Nel corso di un evento a Lecce, sabato scorso, l’eurodeputato Antonio Decaro ha detto che quando sarà il momento valuterà la sua candidatura a presidente della Regione Puglia con i cittadini ma «senza forzature e senza tutela da parte di nessuno: non ho mai avuto tutori nella mia attività politico-amministrativa», ha affermato.
Parole che, da più parti, sono state interpretate come rivolte alla presenza in lista dell’attuale governatore Michele Emiliano e dell’ex presidente della Regione Puglia, Nichi Vendola.
Stamattina, a margine della conferenza stampa di presentazione del Medimex a Taranto, Emiliano, a chi gli chiedeva se si sentisse chiamato in causa, ha risposto: «Io non sono tutore di nessuno, ci mancherebbe».
Poche dichiarazioni e misurate, dunque, ma il clima nel centrosinistra pugliese sembra scaldarsi in vista delle regionali.
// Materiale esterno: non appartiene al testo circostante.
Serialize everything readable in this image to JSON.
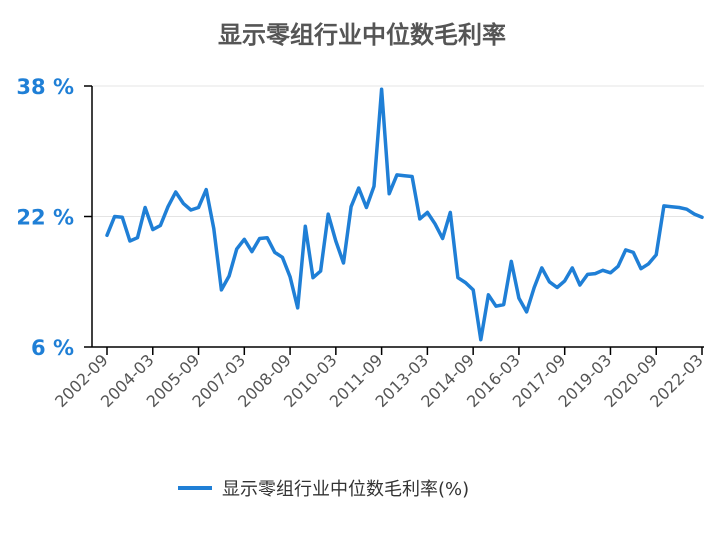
{
  "chart_data": {
    "type": "line",
    "title": "显示零组行业中位数毛利率",
    "y_unit": "%",
    "y_ticks": [
      "38 %",
      "22 %",
      "6 %"
    ],
    "ylim": [
      6,
      38
    ],
    "grid": true,
    "legend_position": "bottom",
    "x_tick_labels": [
      "2002-09",
      "2004-03",
      "2005-09",
      "2007-03",
      "2008-09",
      "2010-03",
      "2011-09",
      "2013-03",
      "2014-09",
      "2016-03",
      "2017-09",
      "2019-03",
      "2020-09",
      "2022-03"
    ],
    "series": [
      {
        "name": "显示零组行业中位数毛利率(%)",
        "color": "#1f7fd6",
        "values": [
          19.7,
          22.0,
          21.9,
          19.0,
          19.4,
          23.1,
          20.4,
          20.9,
          23.2,
          25.0,
          23.6,
          22.8,
          23.1,
          25.3,
          20.5,
          13.0,
          14.7,
          18.0,
          19.2,
          17.7,
          19.3,
          19.4,
          17.6,
          17.0,
          14.6,
          10.8,
          20.8,
          14.5,
          15.3,
          22.3,
          19.0,
          16.3,
          23.2,
          25.5,
          23.1,
          25.7,
          37.6,
          24.8,
          27.1,
          27.0,
          26.9,
          21.7,
          22.5,
          21.1,
          19.3,
          22.5,
          14.5,
          13.9,
          13.0,
          6.9,
          12.4,
          11.0,
          11.2,
          16.5,
          12.0,
          10.3,
          13.3,
          15.7,
          14.0,
          13.3,
          14.1,
          15.7,
          13.6,
          14.9,
          15.0,
          15.4,
          15.1,
          15.9,
          17.9,
          17.6,
          15.6,
          16.2,
          17.3,
          23.3,
          23.2,
          23.1,
          22.9,
          22.3,
          21.9
        ]
      }
    ]
  },
  "legend": {
    "label": "显示零组行业中位数毛利率(%)"
  }
}
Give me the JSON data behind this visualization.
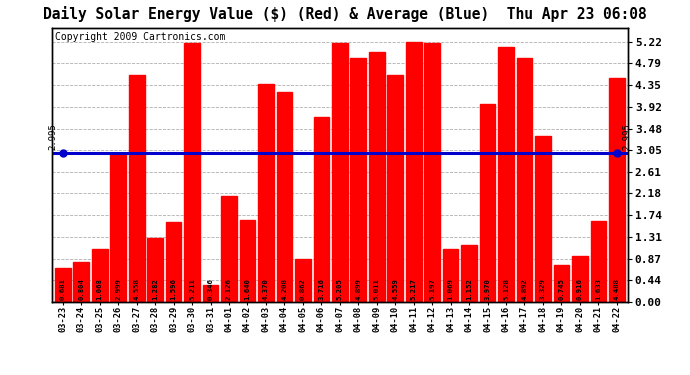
{
  "title": "Daily Solar Energy Value ($) (Red) & Average (Blue)  Thu Apr 23 06:08",
  "copyright": "Copyright 2009 Cartronics.com",
  "average": 2.995,
  "average_label": "2.995",
  "categories": [
    "03-23",
    "03-24",
    "03-25",
    "03-26",
    "03-27",
    "03-28",
    "03-29",
    "03-30",
    "03-31",
    "04-01",
    "04-02",
    "04-03",
    "04-04",
    "04-05",
    "04-06",
    "04-07",
    "04-08",
    "04-09",
    "04-10",
    "04-11",
    "04-12",
    "04-13",
    "04-14",
    "04-15",
    "04-16",
    "04-17",
    "04-18",
    "04-19",
    "04-20",
    "04-21",
    "04-22"
  ],
  "values": [
    0.681,
    0.804,
    1.068,
    2.999,
    4.558,
    1.282,
    1.596,
    5.211,
    0.346,
    2.126,
    1.64,
    4.37,
    4.208,
    0.862,
    3.716,
    5.205,
    4.899,
    5.011,
    4.559,
    5.217,
    5.197,
    1.069,
    1.152,
    3.97,
    5.128,
    4.892,
    3.329,
    0.745,
    0.916,
    1.633,
    4.488
  ],
  "bar_color": "#ff0000",
  "line_color": "#0000cc",
  "background_color": "#ffffff",
  "plot_bg_color": "#ffffff",
  "title_fontsize": 10.5,
  "copyright_fontsize": 7,
  "ymax": 5.5,
  "ymin": 0.0,
  "yticks_right": [
    5.22,
    4.79,
    4.35,
    3.92,
    3.48,
    3.05,
    2.61,
    2.18,
    1.74,
    1.31,
    0.87,
    0.44,
    0.0
  ]
}
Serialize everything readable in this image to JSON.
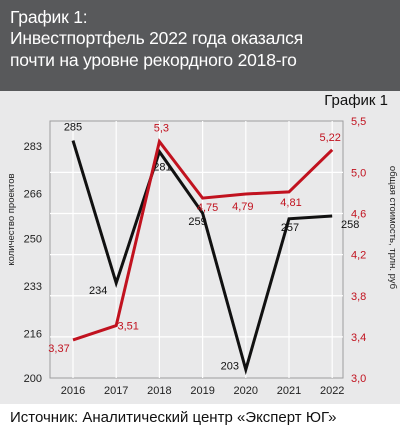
{
  "header": {
    "title_line1": "График 1:",
    "title_line2": "Инвестпортфель 2022 года оказался",
    "title_line3": "почти на уровне рекордного 2018-го"
  },
  "footer": {
    "source": "Источник: Аналитический центр «Эксперт ЮГ»"
  },
  "colors": {
    "header_bg": "#58595b",
    "panel_bg": "#e9e9ea",
    "series_projects": "#111111",
    "series_value": "#c1121f"
  },
  "chart_data": {
    "type": "line",
    "title": "График 1",
    "x": [
      "2016",
      "2017",
      "2018",
      "2019",
      "2020",
      "2021",
      "2022"
    ],
    "y_left": {
      "label": "количество проектов",
      "ticks": [
        "283",
        "266",
        "250",
        "233",
        "216",
        "200"
      ],
      "range": [
        200,
        292
      ]
    },
    "y_right": {
      "label": "общая стоимость, трлн. руб",
      "ticks": [
        "5,5",
        "5,0",
        "4,6",
        "4,2",
        "3,8",
        "3,4",
        "3,0"
      ],
      "range": [
        3.0,
        5.5
      ]
    },
    "series": [
      {
        "axis": "left",
        "color": "#111111",
        "values": [
          285,
          234,
          281,
          259,
          203,
          257,
          258
        ],
        "labels": [
          "285",
          "234",
          "281",
          "259",
          "203",
          "257",
          "258"
        ]
      },
      {
        "axis": "right",
        "color": "#c1121f",
        "values": [
          3.37,
          3.51,
          5.3,
          4.75,
          4.79,
          4.81,
          5.22
        ],
        "labels": [
          "3,37",
          "3,51",
          "5,3",
          "4,75",
          "4,79",
          "4,81",
          "5,22"
        ]
      }
    ],
    "grid": true,
    "legend": "none"
  }
}
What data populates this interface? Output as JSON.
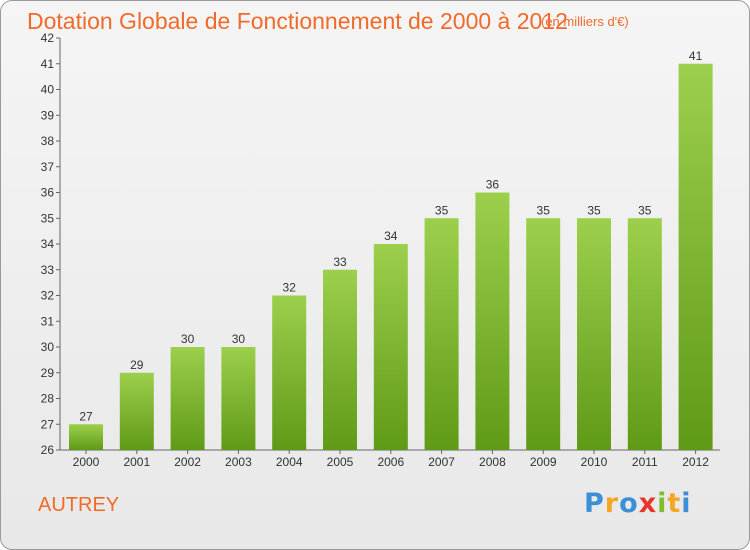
{
  "header": {
    "title": "Dotation Globale de Fonctionnement de 2000 à 2012",
    "subtitle": "(en milliers d'€)"
  },
  "footer": {
    "town": "AUTREY",
    "logo_letters": [
      "P",
      "r",
      "o",
      "x",
      "i",
      "t",
      "i"
    ],
    "logo_colors": [
      "#3a8fd6",
      "#f5a623",
      "#3a8fd6",
      "#e8352b",
      "#7dbf2a",
      "#f5a623",
      "#3a8fd6"
    ]
  },
  "colors": {
    "title": "#f06a2a",
    "bar_light": "#9ccf4c",
    "bar_dark": "#5f9a17",
    "axis": "#666666",
    "grid_tick": "#666666"
  },
  "chart_data": {
    "type": "bar",
    "title": "Dotation Globale de Fonctionnement de 2000 à 2012",
    "subtitle": "(en milliers d'€)",
    "categories": [
      "2000",
      "2001",
      "2002",
      "2003",
      "2004",
      "2005",
      "2006",
      "2007",
      "2008",
      "2009",
      "2010",
      "2011",
      "2012"
    ],
    "values": [
      27,
      29,
      30,
      30,
      32,
      33,
      34,
      35,
      36,
      35,
      35,
      35,
      41
    ],
    "ylim": [
      26,
      42
    ],
    "yticks": [
      26,
      27,
      28,
      29,
      30,
      31,
      32,
      33,
      34,
      35,
      36,
      37,
      38,
      39,
      40,
      41,
      42
    ],
    "grid": false,
    "data_labels": true
  }
}
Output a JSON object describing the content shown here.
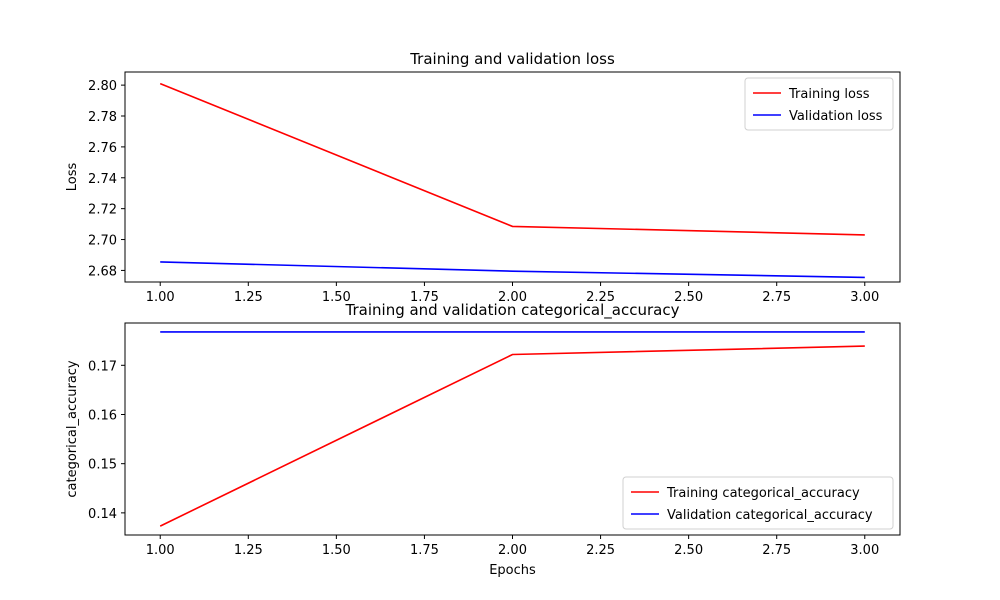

La risposta di Emiliano, però, sembra serva a buttare acqua sul fuoco visto che il candidato superfavorito del centrosinistra, ex sindaco di Bari che alle europee ha raccolto mezzo milione di preferenze, nelle ultime settimane avrebbe messo un «se» dinnanzi all’ipotesi di candidarsi, cosa che fino a qualche mese fa sembrava pressoché scontata.
Un ipotetico ritiro di Decaro metterebbe nei guai il centrosinistra annullando il vantaggio che allo stato c’è col centrodestra che, tra ipotesi avanzate e poi accantonate, non ha ancora un candidato su cui puntare.
Ma non appare preoccupato della situazione il segretario regionale del Pd, Domenico De Santis, che sulla questione candidati taglia corto: «Noi vogliamo occuparci delle persone e non delle personalità», chiarendo che sulle regionali «stiamo discutendo del programma».
In tutto questo, domani tornerà a riunirsi il consiglio regionale e per la maggioranza si concretizzerà la perdita di un seggio (l’ex assessore Delli Noci si è dimesso perché indagato, lasciando il posto al primo dei non eletti Antonio Raone passato nel frattempo in FI) e la conseguente difficoltà ad approvare qualsiasi provvedimento senza il sostegno almeno di parte dell’opposizione: 26 voti su 51, compreso il presidente e i dissidenti, sono troppo pochi per godere di autonomia.